# Audiobooks business case

## Preprocess the data. Balance the dataset. Standardize the data. Create 3 datasets: training, validation, and test. Save the newly created sets in a tensor friendly format (e.g. *.npz)

Since we are dealing with real life data, we will need to preprocess it a bit.

If you want to know how to do that, go through the code with comments. In any case, this should do the trick for most datasets organized in the way: many inputs, and then 1 cell containing the targets (supersized learning datasets). Keep in mind that a specific problem may require additional preprocessing.

Note that we have removed the header row, which contains the names of the categories. We simply need the numerical data.

## Extract Data from the csv

In [45]:
import numpy as np

from sklearn.preprocessing import StandardScaler

import pickle

In [46]:
raw_csv_data = np.loadtxt(
    "/home/angelo/repos/vscode_repos/customer_analytics_2022/Data/Audiobooks_data.csv",
    delimiter=",",
)

In [47]:
# we want all but the first and last column
unscalled_inputs_all = raw_csv_data[:, 1:-1]

# dependent feature
targets_all = raw_csv_data[:, -1]

## Balance the dataset

In [48]:
# 1. count the number of targets == 1 by summing the column
num_one_targets = int(np.sum(targets_all))


# 2. randomly keep as many 0s as there are 1s
zero_targets_counter = 0

# list to collect indices to be removed
indicies_to_remove = []

# targets_all.shape[0] is length of the vector
for i in range(targets_all.shape[0]):
    # increase coutner +=1 if target is 0
    if targets_all[i] == 0:
        zero_targets_counter += 1

        # as long as there are not enough 0s, continue filling
        if zero_targets_counter > num_one_targets:
            indicies_to_remove.append(i)

unscaled_inputs_equal_priors = np.delete(
    unscalled_inputs_all, indicies_to_remove, axis=0
)
targets_equals_priors = np.delete(targets_all, indicies_to_remove, axis=0)

## Standardize the inputs 

In [49]:
scaler_deep_learning = StandardScaler()
scaler_inputs = scaler_deep_learning.fit_transform(unscaled_inputs_equal_priors)

## Shuffle the data to randomize it a litte 

Becasue assume that the data is ordered according to date; as batches of inputs will be used, the data from one specifci date may be more homogenoeus; this will confuse the stochastic gradient descent  

In [50]:
# When the data was collected it was actually arranged by date
# Shuffle the indices of the data, so the data is not arranged in any way when we feed it.
# Since we will be batching, we want the data to be as randomly spread out as possible
shuffled_indices = np.arange(scaler_inputs.shape[0])
np.random.shuffle(shuffled_indices)

# Use the shuffled indices to shuffle the inputs and targets.
shuffled_inputs = scaler_inputs[shuffled_indices]
shuffled_targets = targets_equals_priors[shuffled_indices]

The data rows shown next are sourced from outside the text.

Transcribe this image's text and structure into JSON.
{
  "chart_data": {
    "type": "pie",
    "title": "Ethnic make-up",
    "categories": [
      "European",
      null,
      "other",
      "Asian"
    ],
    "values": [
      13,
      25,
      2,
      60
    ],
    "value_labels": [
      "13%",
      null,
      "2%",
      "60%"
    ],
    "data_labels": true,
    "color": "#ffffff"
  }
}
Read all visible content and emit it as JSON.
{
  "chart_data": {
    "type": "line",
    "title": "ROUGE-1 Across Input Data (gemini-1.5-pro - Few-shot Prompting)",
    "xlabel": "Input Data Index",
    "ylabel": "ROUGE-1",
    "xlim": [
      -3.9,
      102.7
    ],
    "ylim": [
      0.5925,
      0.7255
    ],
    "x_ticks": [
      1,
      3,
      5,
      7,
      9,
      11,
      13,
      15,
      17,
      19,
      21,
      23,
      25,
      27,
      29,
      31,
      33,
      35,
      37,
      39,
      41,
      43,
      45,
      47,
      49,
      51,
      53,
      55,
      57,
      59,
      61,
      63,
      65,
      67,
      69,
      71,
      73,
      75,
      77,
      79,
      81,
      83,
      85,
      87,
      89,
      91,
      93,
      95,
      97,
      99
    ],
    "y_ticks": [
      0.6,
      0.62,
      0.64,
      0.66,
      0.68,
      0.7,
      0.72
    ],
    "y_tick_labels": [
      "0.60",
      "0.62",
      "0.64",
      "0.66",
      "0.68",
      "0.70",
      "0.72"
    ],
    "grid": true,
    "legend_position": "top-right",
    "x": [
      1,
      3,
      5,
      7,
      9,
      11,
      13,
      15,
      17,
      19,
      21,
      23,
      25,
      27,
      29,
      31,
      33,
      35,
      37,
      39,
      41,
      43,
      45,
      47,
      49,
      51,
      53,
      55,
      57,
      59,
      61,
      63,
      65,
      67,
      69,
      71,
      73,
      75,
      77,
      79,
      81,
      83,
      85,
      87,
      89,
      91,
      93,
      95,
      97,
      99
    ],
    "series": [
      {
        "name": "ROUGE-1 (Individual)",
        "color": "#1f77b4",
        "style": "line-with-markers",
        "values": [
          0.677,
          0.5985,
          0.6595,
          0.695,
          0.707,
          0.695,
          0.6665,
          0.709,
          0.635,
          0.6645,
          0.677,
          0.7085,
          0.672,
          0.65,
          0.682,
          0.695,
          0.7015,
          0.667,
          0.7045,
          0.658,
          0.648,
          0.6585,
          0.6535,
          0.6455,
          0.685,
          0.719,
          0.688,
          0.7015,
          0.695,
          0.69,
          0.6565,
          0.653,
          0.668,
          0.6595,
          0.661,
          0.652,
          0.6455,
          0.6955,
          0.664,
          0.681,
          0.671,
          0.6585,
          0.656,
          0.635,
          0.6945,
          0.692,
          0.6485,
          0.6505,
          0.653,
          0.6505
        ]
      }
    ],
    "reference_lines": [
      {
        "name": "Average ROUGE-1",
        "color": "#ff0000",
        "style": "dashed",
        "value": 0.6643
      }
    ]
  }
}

## Split the dataset into train, validation, and test

In [51]:
samples_count = shuffled_inputs.shape[0]

# use 80-10-10 split (train, val, test)
train_samples_count = int(0.8 * samples_count)
validation_samples_count = int(0.1 * samples_count)
test_samples_count = samples_count - train_samples_count - validation_samples_count


# now extract them
train_inputs = shuffled_inputs[:train_samples_count]
train_targets = shuffled_targets[:train_samples_count]

validation_inputs = shuffled_targets[
    train_samples_count : train_samples_count + validation_samples_count
]
validation_targets = shuffled_targets[
    train_samples_count : train_samples_count + validation_samples_count
]

test_inputs = shuffled_targets[train_samples_count + validation_samples_count :]
test_targets = shuffled_targets[train_samples_count + validation_samples_count :]


# Print the number of targets that are 1s, the total number of samples, and the proportion for training, validation, and test.
print(
    np.sum(train_targets),
    train_samples_count,
    np.sum(train_targets) / train_samples_count,
)
print(
    np.sum(validation_targets),
    validation_samples_count,
    np.sum(validation_targets) / validation_samples_count,
)
print(
    np.sum(test_targets), test_samples_count, np.sum(test_targets) / test_samples_count
)

1791.0 3579 0.5004191114836547
213.0 447 0.47651006711409394
233.0 448 0.5200892857142857


## Save the three datasets in *.npz

In [52]:
# Save the three datasets in *.npz.
# In the next lesson, you will see that it is extremely valuable to name them in such a coherent way!

np.savez("Audiobooks_data_train", inputs=train_inputs, targets=train_targets)
np.savez(
    "Audiobooks_data_validation", inputs=validation_inputs, targets=validation_targets
)
np.savez("Audiobooks_data_test", inputs=test_inputs, targets=test_targets)

### Save the scaler

In [53]:
# Similar to how we have saved the scaler files before, we also save this scaler, so we can apply in on new data
pickle.dump(
    scaler_deep_learning,
    open(
        "/home/angelo/repos/vscode_repos/customer_analytics_2022/pickle_data_models/scaler_deep_learning.pickle",
        "wb",
    ),
)